The framework for supplying electrical power to ships berthed in Italian ports, cold ironing, has become clearer with the issuance of a decree from the Ministry of Infrastructure and Transport issued at the end of January (which you can find here).
The first step will be the responsibility of the General Directorate for Ports, Logistics and Intermodality of the Ministry of Infrastructure and Transport, which, within a timeframe not established by the decree, must identify the so-called “optimal areas (clusters)”, i.e., the groups of ports of regional relevance where the supply will be the responsibility of a single entity. For each of these areas, the Directorate will identify the Port System Authority responsible for awarding the service. In the event that the cluster consists of more than one Port System Authority, the latter can regulate the organization of the service award by stipulating collaboration agreements.
After this subdivision, the Adsp of each cluster will organize a tender to grant in concession (for a period and fees not established by the decree) the plants of the cluster to a managing entity which can be a company or an Rti (Temporary Grouping of Companies) already established or to be established that demonstrates proven experience (according to the parameters of various community regulations) in the management of complex energy infrastructures, electricity distribution networks, cold ironing plants or high-power charging stations or similar or analogous charging stations.
In addition to being the holder of a service of general economic interest, the manager will be “a final customer” according to the rules governing the relationships he must maintain with the manager of the public grid or the closed distribution system to which the cold ironing infrastructure is connected.
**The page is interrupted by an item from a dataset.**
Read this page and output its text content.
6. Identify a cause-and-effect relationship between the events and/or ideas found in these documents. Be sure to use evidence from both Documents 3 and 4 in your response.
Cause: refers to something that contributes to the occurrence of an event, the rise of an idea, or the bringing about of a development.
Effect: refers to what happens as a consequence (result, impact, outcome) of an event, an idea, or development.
The obligation for the manager to present a financial economic plan based on tariffs that allow him to cover the costs of the service, including a reasonable profit margin tending towards the weighted average cost of the invested capital, is explicit.
This plan must not take into account the incentives provided for by Italian law (i.e., the discounts on the tariff components covering the general system charges), which must be transferred in full to the shipping company customers or users of the ships through a detailed reporting mechanism that will involve the manager, the Adsp and the Csea – Fund for Energy and Environmental Services. A package worth 570 million euros until 2033, although the decree specifies that from January 1, 2030, these incentives will no longer be available in the main Italian ports.
The decree then provides that “in the ports of origin and destination of the routes, the territorially competent Port System Authority can regulate a priority criterion for ships performing territorial continuity services with the major and minor islands, to the extent that such facilitation is necessary to guarantee the punctuality of the service”.
And that based on the data provided by the Port System Authorities, the General Directorate of the Mit will annually proceed “to compare the average price of cold ironing services on a national basis with the costs of on-board self-production of energy, assessing the need to proceed with the possible suppression of the tariff incentive referred to in Article 34-bis, paragraph 1, of Legislative Decree No. 162 of December 30, 2019, or a reduction thereof, in order to ensure the proportionality of the incentive measure with respect to the set objectives”.